In my time of being a writer, a student, and eventually a publishing professional, I’ve come across writers who make sure they describe every single individual cobblestone on a pathway if a character’s simply walking during a scene.

Every motion, every minute character expression during a dialogue exchange must be conveyed, no matter how meaningless.

We’ve all read books like this. Books that over-describe and over-compensate for a lack of action with an excess in embellishments, fluff, and just pretty sentences that mask an otherwise normal scene. I like to think of it as the anti-Hemingway.

Example:

“The luminous orb of the sun, with its resplendent rays cascading in a symphony of golden hues, cast its effulgent light upon the verdant meadow, suffusing the emerald blades of grass with a celestial radiance that danced and shimmered in ethereal harmony.”

There’s a term for this: purple prose.

It is used to describe flowery, ornate, terribly over-descriptive writing style that makes for a dense reading experience.

Source: Reedsy.

There are a few books that can nail this style. Usually, authors that expertly explain a certain niche or highly specific occupation, hobby, or otherwise unordinary setting or situation that could actually use some over-explaining.

Nathaniel Hawthorne often wrote overly dense sentences, but he wrote it richly and intricately in The Scarlett Letter and Seven Gables that practically everyone with a literature degree gave him a pass for it.

You could even make the argument that Frank Herbert embellishes his writing in his classic Dune franchise, but because of how expertly knowledgeable he was in ecology (as well as matters of religion and politics), one can very easily find favor in it.

Among others, E.E. Cummings, Marcel Proust, Ethan Canin, and Victor Hugo were successful ‘purple prose’ writers.

But most of the time, these over-explainers and 20-adjective sentence users may typically confuse and irritate readers more often than please them.

Now, as writers, we don’t always need to be people-pleasers, and not everyone is going to like your style; that’s just something we need to learn.

However, there is still benefit in enhancing the readability of your novel. If even a child can read it and understand it, it’s probably a pretty decent book. Paulo Coelho’s The Alchemist, Ernest Hemingway’s The Old Man and the Sea, Cormac McCarthy’s The Road are all great examples of this.

Not every line has to be described to a T, elegantly penned, or drop some profound wisdom to be masterful writing.

I mean, Shakespeare’s most quoted and most famous line, “To be or not to be?” doesn’t even contain a single word over three letters for f***’s sake.

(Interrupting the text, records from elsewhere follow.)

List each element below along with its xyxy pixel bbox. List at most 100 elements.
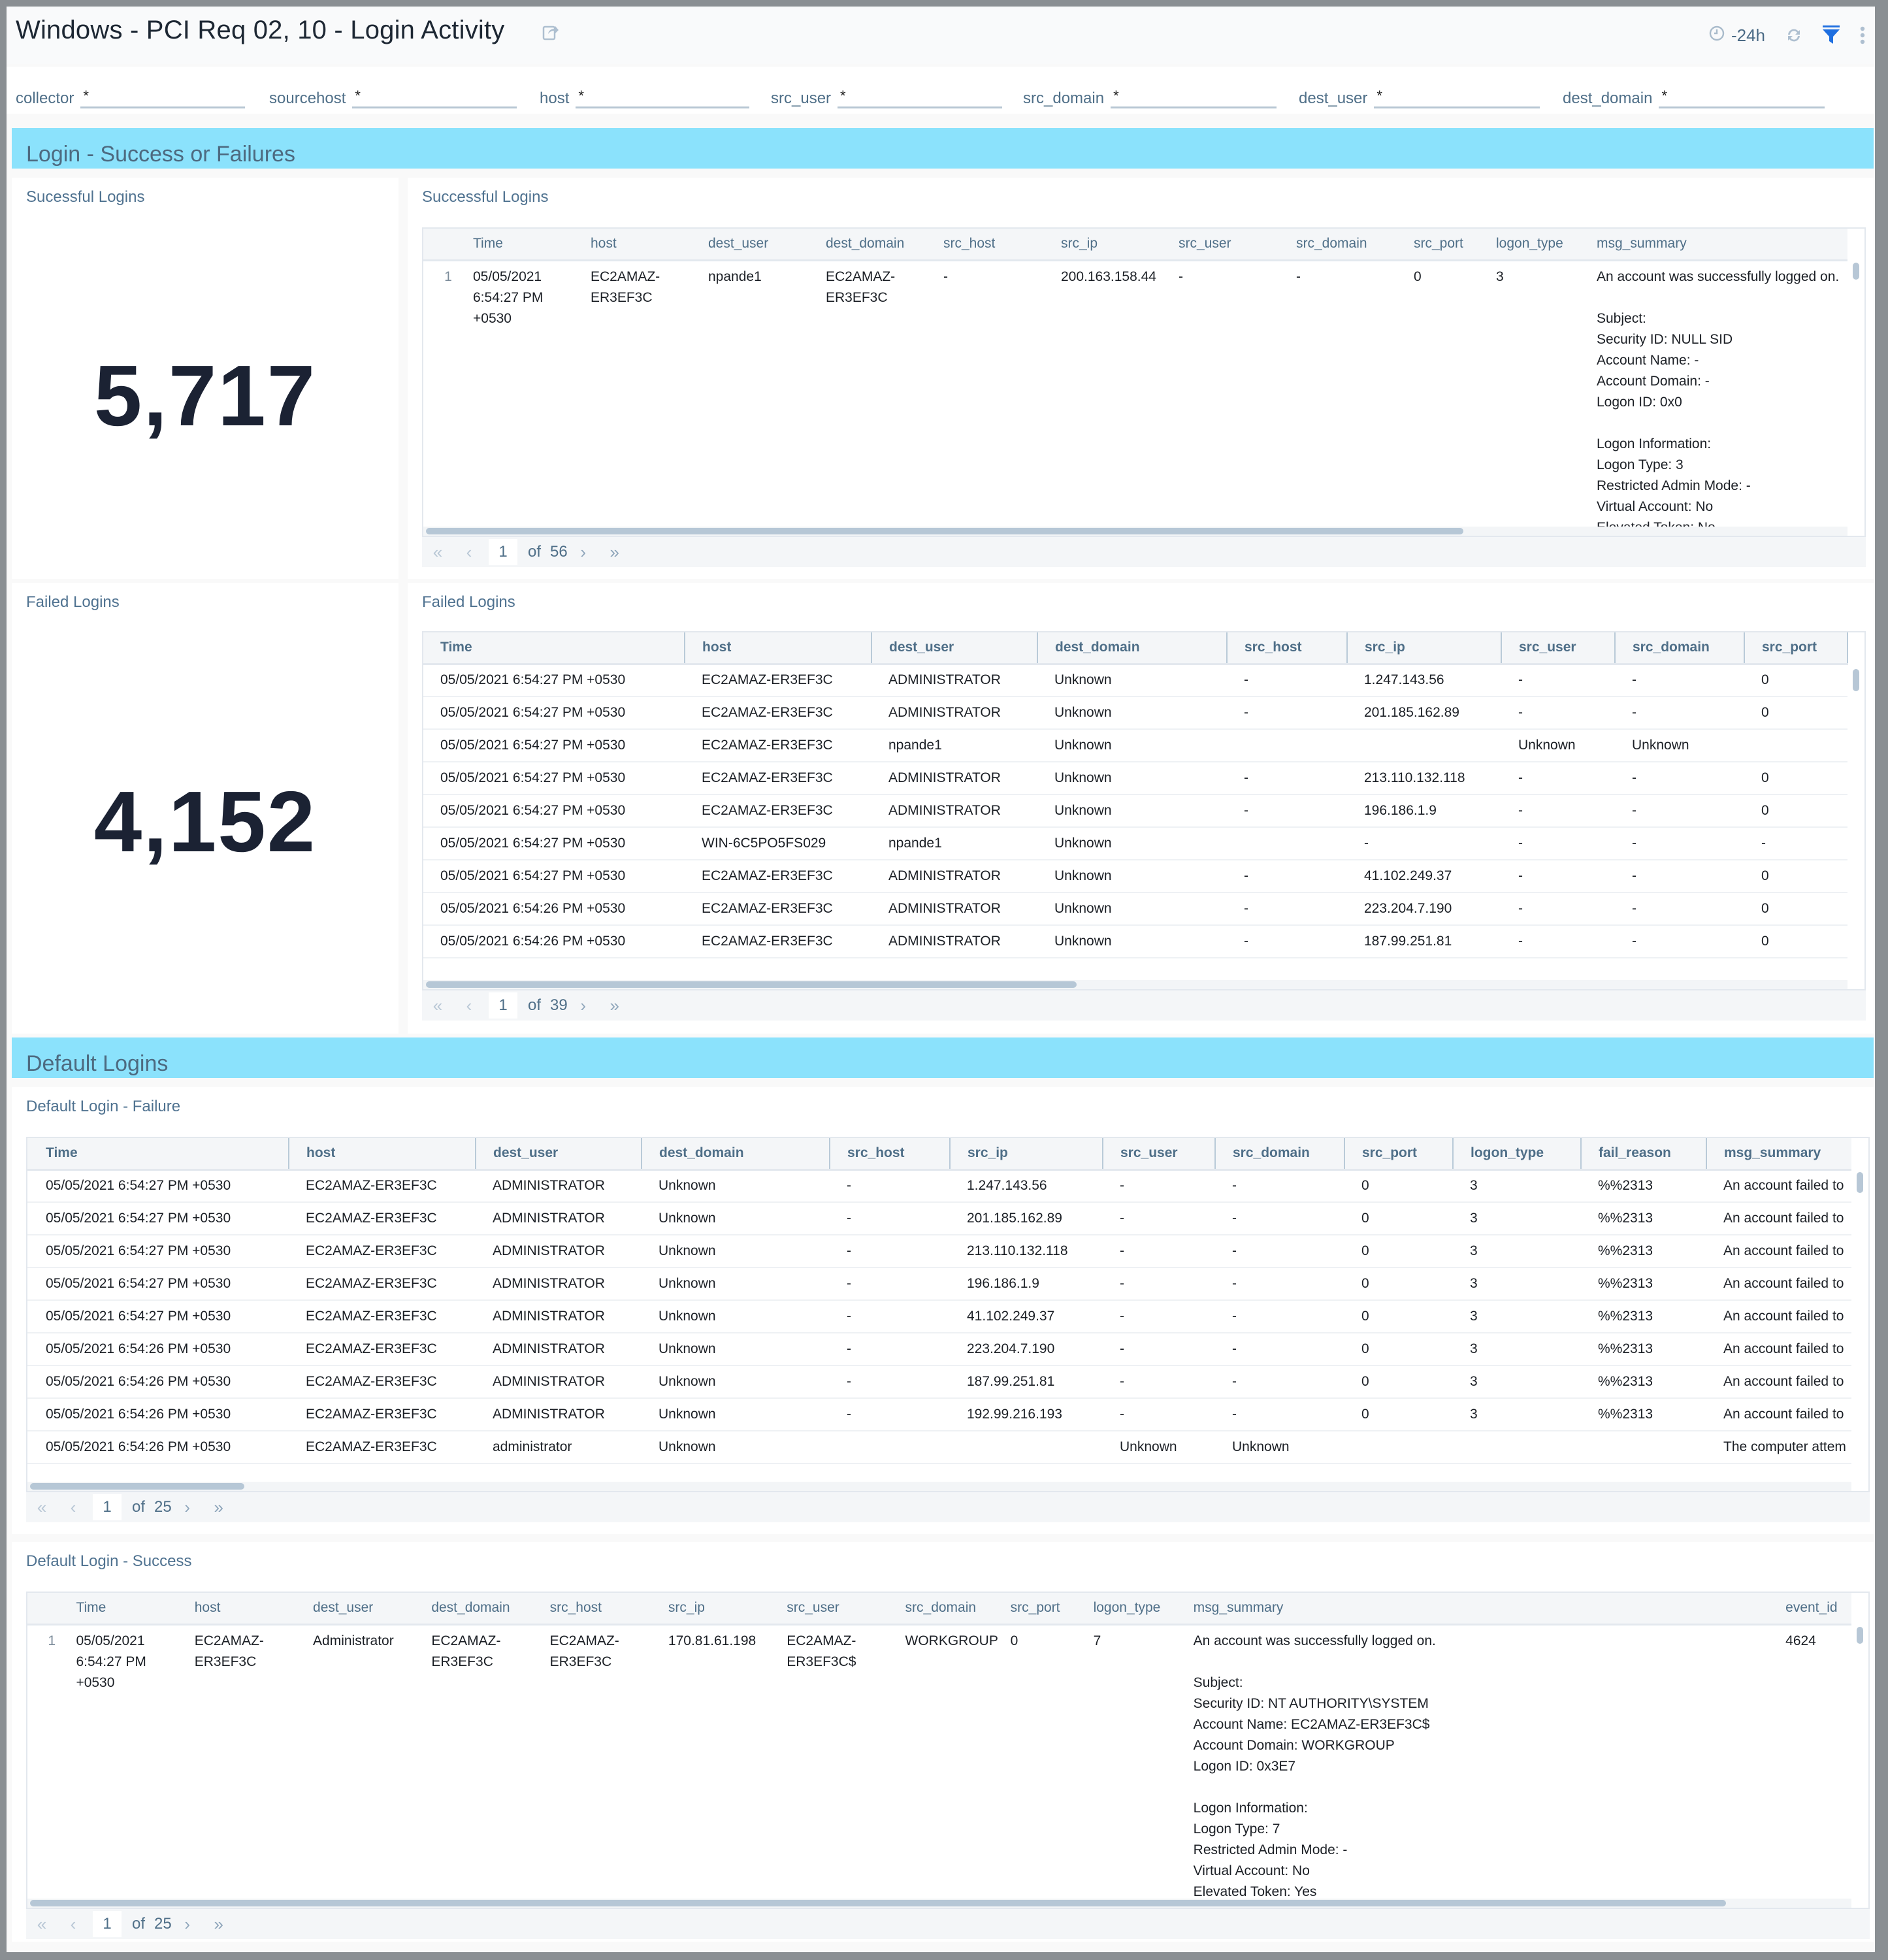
column-header-src-ip[interactable]: src_ip: [949, 1138, 1103, 1171]
table-row[interactable]: 05/05/2021 6:54:27 PM +0530 EC2AMAZ-ER3EF…: [27, 1235, 1851, 1268]
refresh-icon[interactable]: [1785, 26, 1803, 44]
first-page-button[interactable]: «: [26, 1914, 57, 1935]
horizontal-scrollbar-track[interactable]: [423, 527, 1847, 536]
column-header-dest-domain[interactable]: dest_domain: [423, 1593, 542, 1625]
column-header-src-user[interactable]: src_user: [1171, 229, 1288, 261]
column-header-fail-reason[interactable]: fail_reason: [1580, 1138, 1706, 1171]
table-row[interactable]: 05/05/2021 6:54:26 PM +0530 EC2AMAZ-ER3EF…: [27, 1365, 1851, 1399]
table-row[interactable]: 05/05/2021 6:54:26 PM +0530 EC2AMAZ-ER3EF…: [27, 1398, 1851, 1431]
column-header-src-domain[interactable]: src_domain: [1288, 229, 1406, 261]
column-header-src-domain[interactable]: src_domain: [897, 1593, 1003, 1625]
table-row[interactable]: 05/05/2021 6:54:27 PM +0530 EC2AMAZ-ER3EF…: [423, 729, 1847, 762]
dest-domain-input[interactable]: [1659, 85, 1825, 108]
column-header-src-domain[interactable]: src_domain: [1214, 1138, 1344, 1171]
table-row[interactable]: 05/05/2021 6:54:27 PM +0530 EC2AMAZ-ER3EF…: [423, 860, 1847, 893]
prev-page-button[interactable]: ‹: [453, 996, 485, 1016]
horizontal-scrollbar-thumb[interactable]: [426, 528, 1463, 534]
column-header-host[interactable]: host: [684, 632, 871, 665]
column-header-host[interactable]: host: [583, 229, 700, 261]
next-page-button[interactable]: ›: [568, 542, 599, 563]
column-header-dest-user[interactable]: dest_user: [700, 229, 818, 261]
column-header-time[interactable]: Time: [68, 1593, 187, 1625]
table-row[interactable]: 1 05/05/2021 6:54:27 PM +0530 EC2AMAZ-ER…: [27, 1624, 1851, 1903]
table-row[interactable]: 05/05/2021 6:54:27 PM +0530 EC2AMAZ-ER3EF…: [27, 1300, 1851, 1333]
vertical-scrollbar[interactable]: [1853, 263, 1859, 280]
src-user-input[interactable]: [838, 85, 1003, 108]
column-header-src-host[interactable]: src_host: [829, 1138, 950, 1171]
column-header-dest-user[interactable]: dest_user: [305, 1593, 424, 1625]
vertical-scrollbar[interactable]: [1857, 1627, 1863, 1644]
column-header-event-id[interactable]: event_id: [1778, 1593, 1851, 1625]
vertical-scrollbar[interactable]: [1857, 1172, 1863, 1193]
table-row[interactable]: 05/05/2021 6:54:27 PM +0530 WIN-6C5PO5FS0…: [423, 827, 1847, 860]
table-row[interactable]: 05/05/2021 6:54:26 PM +0530 EC2AMAZ-ER3EF…: [423, 925, 1847, 958]
first-page-button[interactable]: «: [422, 996, 453, 1016]
sourcehost-input[interactable]: [352, 85, 517, 108]
table-row[interactable]: 1 05/05/2021 6:54:27 PM +0530 EC2AMAZ-ER…: [423, 260, 1847, 536]
table-row[interactable]: 05/05/2021 6:54:27 PM +0530 EC2AMAZ-ER3EF…: [27, 1267, 1851, 1301]
column-header-src-user[interactable]: src_user: [779, 1593, 898, 1625]
column-header-dest-user[interactable]: dest_user: [871, 632, 1037, 665]
table-row[interactable]: 05/05/2021 6:54:26 PM +0530 EC2AMAZ-ER3EF…: [423, 892, 1847, 926]
last-page-button[interactable]: »: [203, 1914, 235, 1935]
column-header-msg-summary[interactable]: msg_summary: [1706, 1138, 1851, 1171]
next-page-button[interactable]: ›: [568, 996, 599, 1016]
column-header-dest-domain[interactable]: dest_domain: [1037, 632, 1227, 665]
dest-user-input[interactable]: [1374, 85, 1540, 108]
collector-input[interactable]: [80, 85, 246, 108]
column-header-dest-domain[interactable]: dest_domain: [641, 1138, 830, 1171]
prev-page-button[interactable]: ‹: [57, 1914, 89, 1935]
column-header-msg-summary[interactable]: msg_summary: [1185, 1593, 1778, 1625]
column-header-src-user[interactable]: src_user: [1501, 632, 1615, 665]
column-header-src-port[interactable]: src_port: [1744, 632, 1848, 665]
table-row[interactable]: 05/05/2021 6:54:27 PM +0530 EC2AMAZ-ER3EF…: [423, 762, 1847, 795]
column-header-logon-type[interactable]: logon_type: [1488, 229, 1589, 261]
column-header-src-user[interactable]: src_user: [1102, 1138, 1215, 1171]
column-header-src-host[interactable]: src_host: [542, 1593, 660, 1625]
next-page-button[interactable]: ›: [172, 1497, 203, 1518]
share-icon[interactable]: [542, 24, 559, 41]
table-row[interactable]: 05/05/2021 6:54:27 PM +0530 EC2AMAZ-ER3EF…: [27, 1202, 1851, 1235]
column-header-src-port[interactable]: src_port: [1406, 229, 1488, 261]
page-number-input[interactable]: 1: [93, 1911, 122, 1937]
table-row[interactable]: 05/05/2021 6:54:26 PM +0530 EC2AMAZ-ER3EF…: [27, 1431, 1851, 1464]
host-input[interactable]: [576, 85, 750, 108]
column-header-time[interactable]: Time: [423, 632, 685, 665]
column-header-src-ip[interactable]: src_ip: [660, 1593, 779, 1625]
page-number-input[interactable]: 1: [489, 539, 517, 565]
column-header-logon-type[interactable]: logon_type: [1085, 1593, 1186, 1625]
column-header-host[interactable]: host: [288, 1138, 476, 1171]
horizontal-scrollbar-thumb[interactable]: [30, 1900, 1726, 1906]
column-header-src-port[interactable]: src_port: [1002, 1593, 1086, 1625]
column-header-dest-user[interactable]: dest_user: [475, 1138, 642, 1171]
horizontal-scrollbar-thumb[interactable]: [426, 981, 1077, 988]
prev-page-button[interactable]: ‹: [57, 1497, 89, 1518]
table-row[interactable]: 05/05/2021 6:54:26 PM +0530 EC2AMAZ-ER3EF…: [27, 1333, 1851, 1366]
page-number-input[interactable]: 1: [93, 1494, 122, 1520]
more-vertical-icon[interactable]: [1859, 26, 1866, 44]
page-number-input[interactable]: 1: [489, 992, 517, 1019]
last-page-button[interactable]: »: [203, 1497, 235, 1518]
column-header-src-port[interactable]: src_port: [1344, 1138, 1453, 1171]
horizontal-scrollbar-track[interactable]: [27, 1899, 1851, 1908]
column-header-src-host[interactable]: src_host: [936, 229, 1053, 261]
column-header-msg-summary[interactable]: msg_summary: [1589, 229, 1847, 261]
first-page-button[interactable]: «: [422, 542, 453, 563]
column-header-time[interactable]: Time: [465, 229, 583, 261]
prev-page-button[interactable]: ‹: [453, 542, 485, 563]
vertical-scrollbar[interactable]: [1853, 669, 1859, 691]
column-header-time[interactable]: Time: [27, 1138, 289, 1171]
filter-icon[interactable]: [1823, 25, 1840, 45]
last-page-button[interactable]: »: [599, 996, 630, 1016]
time-range-picker[interactable]: -24h: [1709, 25, 1765, 46]
column-header-src-ip[interactable]: src_ip: [1053, 229, 1171, 261]
table-row[interactable]: 05/05/2021 6:54:27 PM +0530 EC2AMAZ-ER3EF…: [423, 696, 1847, 730]
table-row[interactable]: 05/05/2021 6:54:27 PM +0530 EC2AMAZ-ER3EF…: [423, 664, 1847, 697]
column-header-logon-type[interactable]: logon_type: [1452, 1138, 1581, 1171]
column-header-dest-domain[interactable]: dest_domain: [818, 229, 936, 261]
horizontal-scrollbar-thumb[interactable]: [30, 1483, 244, 1490]
table-row[interactable]: 05/05/2021 6:54:27 PM +0530 EC2AMAZ-ER3EF…: [27, 1169, 1851, 1203]
table-row[interactable]: 05/05/2021 6:54:27 PM +0530 EC2AMAZ-ER3EF…: [423, 794, 1847, 828]
column-header-src-host[interactable]: src_host: [1226, 632, 1347, 665]
next-page-button[interactable]: ›: [172, 1914, 203, 1935]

Sometimes, simple is better.

If you can get readers who aren’t even known for reading to be able to understand your story easily and it’s written in the common vernacular, you’re already winning at the intangibles most books don’t have.

Purple prose – to most agents and editors who will see your manuscript – often screams amateurish, or the need to overcompensate for something.

In some ways, it’s pretentious and self-absorbent, drawing too much attention to itself. I know certain agents who claim they will reject a manuscript immediately if they notice purple prose.

So, yeah, purple prose doesn’t just kill your novel, it torpedoes it into the sun.